The next five songs -- Pandora's Box, Man With a Mission, The Devil Came from Kansas, The King of Hearts, The Hand That Rocks the Cradle -- skilfully blend the old with the new, after which come two Procol classics and two of my personal favourites, Conquistador and A Salty Dog. The imagery of lines from Conquistador -- "Though you came with sword held high / You did not conquer, only die" -- was among the influences that propelled me to study colonial Latin America. Throughout the mournful mood of A Salty Dog -- "A sand so white, and sea so blue / No mortal place at all" -- I recall the inspired drumming of the late BJ Wilson. Another two up-tempo numbers -- Simple Sister and Nothing But the Truth -- are delivered before A Whiter Shade of Pale brings the audience to transcendental attention. When the moment arrives for Brooker to sing "The crowd called out for more," the crowd in truth calls out "More! More!" Our reward is an encore of Magdalene, a meditative lament, and Repent Walpurgis, an ornate instrumental into which is woven a Bach piece from The Well-Tempered Clavier.

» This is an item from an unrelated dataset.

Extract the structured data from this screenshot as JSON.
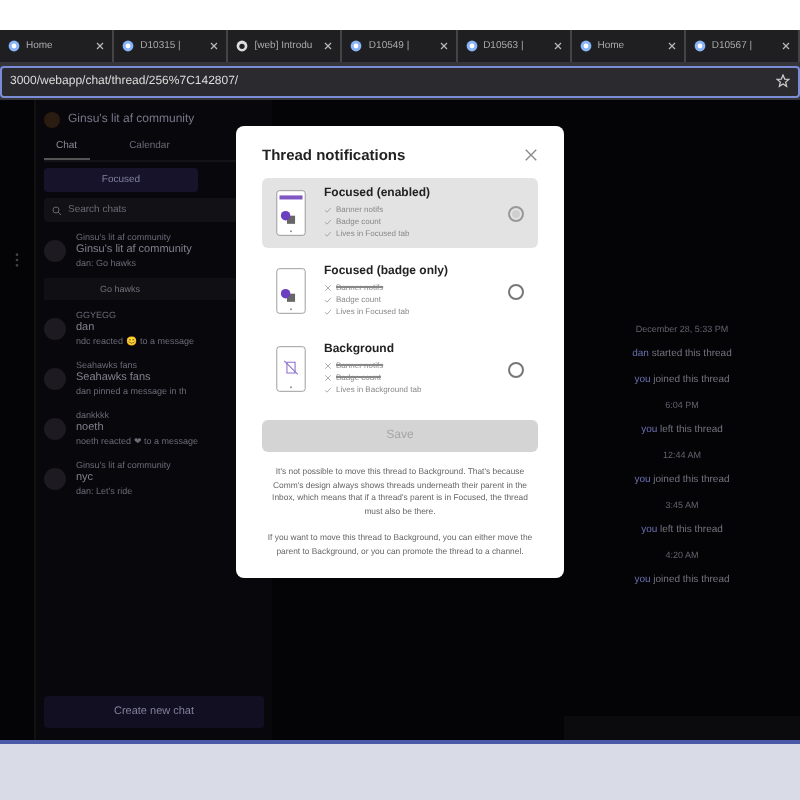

Repent Walpurgis, which I heard performed live once on the BBC's Old Grey Whistle Test, proves to be the perfect finale, for the music ends with Fisher's organ filling Toad's with cathedral ambience, vast, regal, cathartic.
Procol Harum exit amidst cheers and jubilation. Warmth and satisfaction from hearing the band suffuses me for months. Buoyed by having made, after all these years, another concert excursion, I'm ready for the next one. Keep me posted.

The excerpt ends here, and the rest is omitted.